MR. WETZEL, who has ambitions to cross the Thames from County Hall to enter Parliament for the Labour Party, says: "The property tax based on land values would be the fair way to pay for a cheaper and better transport system."

Some property owners -- those who travel in their own cars, for example --object to this strategy. And they are particularly aggrieved by the fact that 15 per cent of the users of London's transport system do not live in the capital.

They would therefore escape an increase in the property tax, and in effect would be subsidised by London property owners.

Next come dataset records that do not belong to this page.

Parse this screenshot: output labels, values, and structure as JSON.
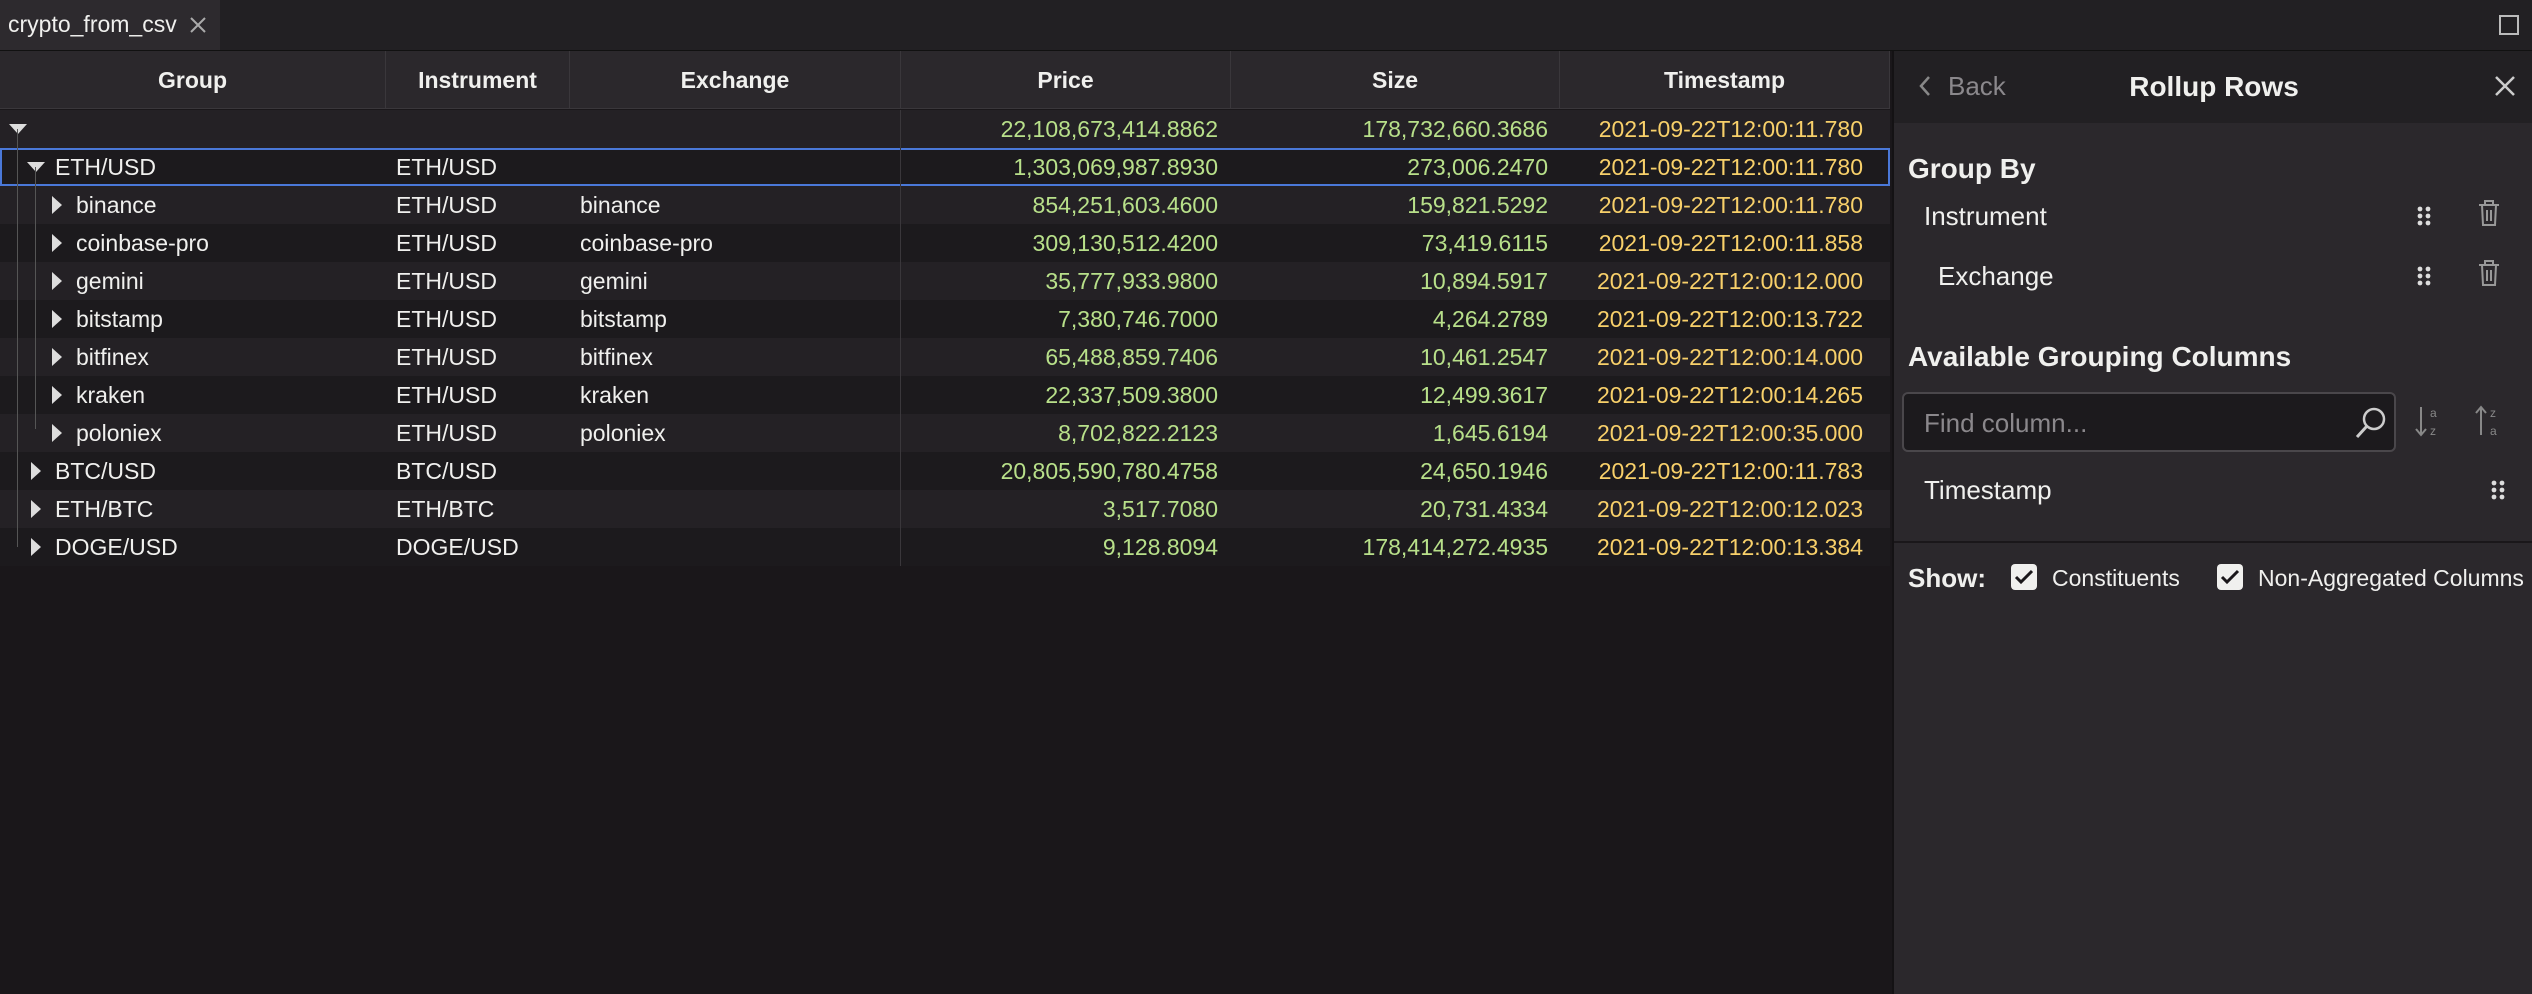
{
  "tab": {
    "title": "crypto_from_csv"
  },
  "grid": {
    "columns": [
      "Group",
      "Instrument",
      "Exchange",
      "Price",
      "Size",
      "Timestamp"
    ],
    "total": {
      "price": "22,108,673,414.8862",
      "size": "178,732,660.3686",
      "timestamp": "2021-09-22T12:00:11.780"
    },
    "groups": [
      {
        "group": "ETH/USD",
        "instrument": "ETH/USD",
        "price": "1,303,069,987.8930",
        "size": "273,006.2470",
        "timestamp": "2021-09-22T12:00:11.780",
        "children": [
          {
            "group": "binance",
            "instrument": "ETH/USD",
            "exchange": "binance",
            "price": "854,251,603.4600",
            "size": "159,821.5292",
            "timestamp": "2021-09-22T12:00:11.780"
          },
          {
            "group": "coinbase-pro",
            "instrument": "ETH/USD",
            "exchange": "coinbase-pro",
            "price": "309,130,512.4200",
            "size": "73,419.6115",
            "timestamp": "2021-09-22T12:00:11.858"
          },
          {
            "group": "gemini",
            "instrument": "ETH/USD",
            "exchange": "gemini",
            "price": "35,777,933.9800",
            "size": "10,894.5917",
            "timestamp": "2021-09-22T12:00:12.000"
          },
          {
            "group": "bitstamp",
            "instrument": "ETH/USD",
            "exchange": "bitstamp",
            "price": "7,380,746.7000",
            "size": "4,264.2789",
            "timestamp": "2021-09-22T12:00:13.722"
          },
          {
            "group": "bitfinex",
            "instrument": "ETH/USD",
            "exchange": "bitfinex",
            "price": "65,488,859.7406",
            "size": "10,461.2547",
            "timestamp": "2021-09-22T12:00:14.000"
          },
          {
            "group": "kraken",
            "instrument": "ETH/USD",
            "exchange": "kraken",
            "price": "22,337,509.3800",
            "size": "12,499.3617",
            "timestamp": "2021-09-22T12:00:14.265"
          },
          {
            "group": "poloniex",
            "instrument": "ETH/USD",
            "exchange": "poloniex",
            "price": "8,702,822.2123",
            "size": "1,645.6194",
            "timestamp": "2021-09-22T12:00:35.000"
          }
        ]
      },
      {
        "group": "BTC/USD",
        "instrument": "BTC/USD",
        "price": "20,805,590,780.4758",
        "size": "24,650.1946",
        "timestamp": "2021-09-22T12:00:11.783"
      },
      {
        "group": "ETH/BTC",
        "instrument": "ETH/BTC",
        "price": "3,517.7080",
        "size": "20,731.4334",
        "timestamp": "2021-09-22T12:00:12.023"
      },
      {
        "group": "DOGE/USD",
        "instrument": "DOGE/USD",
        "price": "9,128.8094",
        "size": "178,414,272.4935",
        "timestamp": "2021-09-22T12:00:13.384"
      }
    ]
  },
  "panel": {
    "back": "Back",
    "title": "Rollup Rows",
    "group_by_label": "Group By",
    "group_by": [
      "Instrument",
      "Exchange"
    ],
    "available_label": "Available Grouping Columns",
    "search_placeholder": "Find column...",
    "available": [
      "Timestamp"
    ],
    "show_label": "Show:",
    "checkboxes": [
      "Constituents",
      "Non-Aggregated Columns"
    ]
  }
}
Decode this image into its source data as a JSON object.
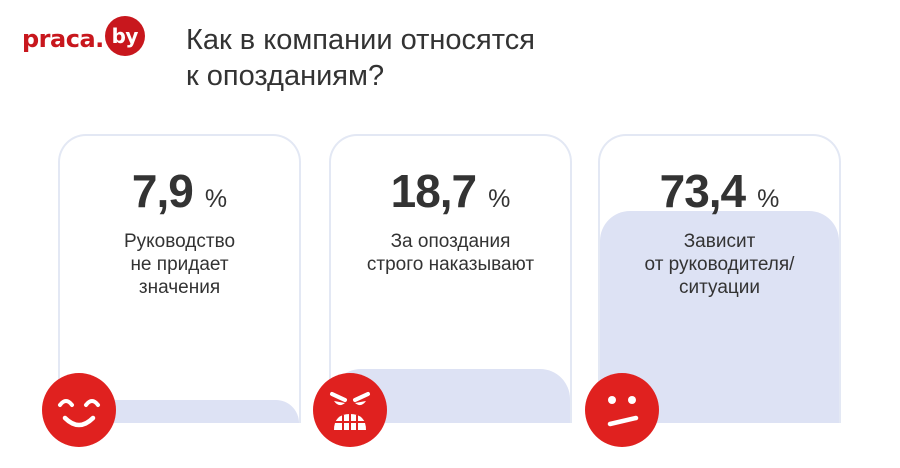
{
  "logo": {
    "name": "praca",
    "dot": ".",
    "badge": "by"
  },
  "title": "Как в компании относятся\nк опозданиям?",
  "chart_data": {
    "type": "bar",
    "title": "Как в компании относятся к опозданиям?",
    "unit": "%",
    "ylim": [
      0,
      100
    ],
    "categories": [
      "Руководство\nне придает\nзначения",
      "За опоздания\nстрого наказывают",
      "Зависит\nот руководителя/\nситуации"
    ],
    "values": [
      7.9,
      18.7,
      73.4
    ],
    "value_labels": [
      "7,9",
      "18,7",
      "73,4"
    ]
  },
  "emojis": [
    "smiling-face-icon",
    "angry-face-icon",
    "skeptical-face-icon"
  ],
  "colors": {
    "brand": "#c8171d",
    "fill": "#dde2f4",
    "border": "#e3e8f4",
    "text": "#333333"
  }
}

Mr. Wetzel recognises this, and he has an answer. "A land value tax is the fairest solution because it would hit industrial properties more than residential properties. Employers bring people into town, and they should pay for their employees' transportation. If we can make them pay through a land value tax, that would be fine by me."

That is a view that would be vigorously opposed by the Confederation of British Industry, which is campaigning to compel the Government to reduce the burden of the property tax on employers.

But Mr. Wetzel is not too concerned about the sensitivities of capitalists, and he insists: "A land tax, if done properly, would capture some of the increase in land values arising from cheaper transportation."

Historically, the Labour Party built up an understanding of the theory of rent and its impact on the industrial economy. It was a Labour Chancellor of the Exchequer (Lord Snowden) who successfully pushed through the short-lived Act to implement land value taxation in 1931.

Britain's Labour Party has since abandoned this stream of economic thought, and moved further towards the Marxist interpretation of how the economy works.

This transformation is embodied in the statements of David Wetzel, who classes himself as a socialist rather than a free marketeer.

"I agree with Marx that, in pushing workers together in factories, the capitalist system is creating the means of its own destruction," he declares.

Henry George, of course, proposed reforms that were designed to preserve the capitalist system.

Thus, London's transport supremo has wrestled with competing philosophies and there is little doubt that the left-wing views have come to dominate his practical politics.

As he told Land & Liberty - his appointment as chairman of the transport committee was a warning to voters that he would "paint the town red."